Nepalese in Thailand

Total population
- 20,000

Regions with significant populations
- Bangkok · Phuket · Pattaya · Ko Samui · Pilok

Languages
- Thai · Nepali

Religion
- Hinduism

Related ethnic groups
- Nepali people, Nepalese diaspora

= Nepalese in Thailand =

Nepali diaspora in Thailand

Nepalese in Thailand comprise migrants from Nepal to Thailand, including expatriates and permanent residents, as well as their locally born descendants. Many Nepalese settled in Pilok, near the Thai-Burma border in Kanchanaburi, after the end of World War II, that neither the Nepalese nor the Thai government knew about until recent times.

==Overview==
Most Nepalese in Thailand mainly live in Bangkok, Chiang Mai and in the popular resort towns of Phuket, Pattaya and Chaweng Beach on Ko Samui in the Gulf of Thailand. Around 4,000 to 5,000 Nepalese work in Thailand, according to the Nepalese embassy in Bangkok.
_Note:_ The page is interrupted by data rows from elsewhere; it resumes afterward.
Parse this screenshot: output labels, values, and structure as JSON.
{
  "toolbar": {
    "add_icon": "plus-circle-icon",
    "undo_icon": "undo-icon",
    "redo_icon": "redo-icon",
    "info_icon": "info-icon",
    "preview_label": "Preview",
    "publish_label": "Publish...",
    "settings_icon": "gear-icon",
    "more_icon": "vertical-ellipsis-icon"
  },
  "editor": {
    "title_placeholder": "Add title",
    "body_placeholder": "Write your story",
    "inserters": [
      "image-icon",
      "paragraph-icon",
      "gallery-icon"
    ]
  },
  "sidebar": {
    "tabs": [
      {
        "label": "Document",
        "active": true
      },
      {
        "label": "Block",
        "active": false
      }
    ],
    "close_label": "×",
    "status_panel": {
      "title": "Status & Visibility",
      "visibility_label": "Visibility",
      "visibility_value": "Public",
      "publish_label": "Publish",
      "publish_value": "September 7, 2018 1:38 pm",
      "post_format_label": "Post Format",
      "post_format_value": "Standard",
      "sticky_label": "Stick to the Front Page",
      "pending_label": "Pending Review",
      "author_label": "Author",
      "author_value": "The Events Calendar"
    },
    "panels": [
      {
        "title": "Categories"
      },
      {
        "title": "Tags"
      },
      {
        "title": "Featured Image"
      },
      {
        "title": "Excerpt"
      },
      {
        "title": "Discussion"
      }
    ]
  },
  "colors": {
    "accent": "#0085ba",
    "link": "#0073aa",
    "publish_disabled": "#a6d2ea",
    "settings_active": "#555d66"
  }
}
They tend to engage in specific types of work such as clerks in tailor shops, as ready-made garment makers, and as trinket sellers at the beach resorts. A few of them also run small restaurants. Not all the Nepalese in Thailand are legal residents and some have been hiding and surviving in Thailand as displaced persons on odd-jobs such as shop-boys and waiters.

The number of Nepalese receiving Thailand visas in the first eight months of 2009 has increased by 30 percent as compared to the figures of same period in the previous year.